Depois de “Um Cão no Meio do Caminho” de Isabela Figueiredo e na sequência da reflexão sobre as relações de puro afecto que se estabelecem entre as pessoas e os animais, a sugestão do próximo livro, aceite pelo grupo do Círculo de Leitura da UNISSEIXAL, foi este livro de Paul Auster. Para mim, o primeiro livro que leio deste autor norte-americano falecido este ano.
Mr. Bones é a personagem principal em “Timbuktu”. Mr. Bones, um vira-lata, “uma completa embrulhada de traços genéticos” (pág. 8) que, ao longo da narrativa vai ser “baptizado” com outros nomes. Há sete anos que Mr. Bones é o companheiro fiel de Willy, um vagabundo e poeta que, embora sabendo ser “uma alma perturbada e que chumbara no exame de aptidão a este mundo”, andava “de cabeça erguida” (pág. 12), pois tinha noção do valor dos manuscritos que escrevera ao longo da vida. Afinal, “era apenas mais uma criatura bizarra na cena americana” (pág. 27), tendo Mr. Bones como seu interlocutor e fiel companheiro de jornada. Logo no início do livro, percebemos, tal como Mr. Bones, que Willy está a chegar ao fim da vida.

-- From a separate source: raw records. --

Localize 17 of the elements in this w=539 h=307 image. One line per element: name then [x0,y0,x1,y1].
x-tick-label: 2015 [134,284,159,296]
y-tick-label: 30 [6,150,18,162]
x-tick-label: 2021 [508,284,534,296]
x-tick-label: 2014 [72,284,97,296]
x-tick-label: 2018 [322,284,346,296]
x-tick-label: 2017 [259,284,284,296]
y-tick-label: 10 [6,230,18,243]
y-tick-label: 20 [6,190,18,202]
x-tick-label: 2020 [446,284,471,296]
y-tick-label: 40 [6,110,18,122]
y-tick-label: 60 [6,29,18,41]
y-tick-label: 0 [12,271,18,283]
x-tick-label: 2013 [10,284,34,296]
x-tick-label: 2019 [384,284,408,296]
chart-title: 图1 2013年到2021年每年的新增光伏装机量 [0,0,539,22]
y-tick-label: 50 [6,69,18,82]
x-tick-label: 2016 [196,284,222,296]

O que acontece a um cão que fica sozinho no mundo? Como sobreviver, quando reconhece que o dono não lhe preparou o futuro? O narrador põe-nos na cabeça de Mr. Bones que reflecte sobre si, sobre a sua visão do mundo, moldada pela aprendizagem da sua vagabundagem ao longo de sete anos com Willy. Mr. Bones tem sentimentos - ansiedade, medo, terror, bem-estar, saudades – e sonhos premonitórios que o preparam para o que virá a seguir. É também o resultado dos preconceitos e do estilo de vida errante que o seu dono lhe proporcionou. Treme quando vê polícias e foge a sete pés nas proximidades de um restaurante chinês. Fica humilhado quando ao fazer tudo bem para abocanhar um pombo, ele lhe foge no último segundo. Percepciona quem mais precisa dele e lhe confidencia os seus problemas mais íntimos. Questiona-se sobre se será melhor viver na rua e em liberdade a comer os restos que encontra, ou amarrado e confinado a um espaço limitado, mas com comida e água garantidas. Mr. Bones teve a possibilidade de conhecer o mundo da pobreza e o mundo da opulência, a rua e a “América das garagens para dois carros” (pág, 139).
Desde que Willy morreu, sempre que as suas pernas lhe permitiram, Mr. Bones fugiu. Willy falara-lhe num sítio “onde as pessoas iam depois de morrerem. (…) Nas últimas semanas, Willy não tinha falado de outra coisa, e agora não havia na mente do cão a menor dúvida de que o outro mundo era um sítio real e não uma invenção. Chamava-se Timbuktu” (pág. 45). Por muito carinho que algumas pessoas lhe tenham dado depois da morte de Willy, Mr. Bones sente saudades e sempre que sonha com ele acorda com “a sensação de que Willy continuava com ele. Mesmo que o dono não pudesse estar presente, era como se estivesse a observá-lo. (…) Mr. Bones não era propriamente um especialista em análise de sonhos, visões e outros fenómenos mentais, mas estava certo de que Willy morava agora em Timbuktu, e se há pouco estivera com Willy, talvez isso também quisesse dizer que o sonho o levara a Timbuktu.” (pág. 108).
É um livro de uma grande ternura, triste, mas com momentos hilariantes, com descrições hiper-realistas e muito bem traduzido por José Vieira de Lima. E, ao ter um cão no centro da narrativa, tem a grande qualidade de nos questionar sobre a vida dos humanos e dos animais. Uma leitura que recomendo.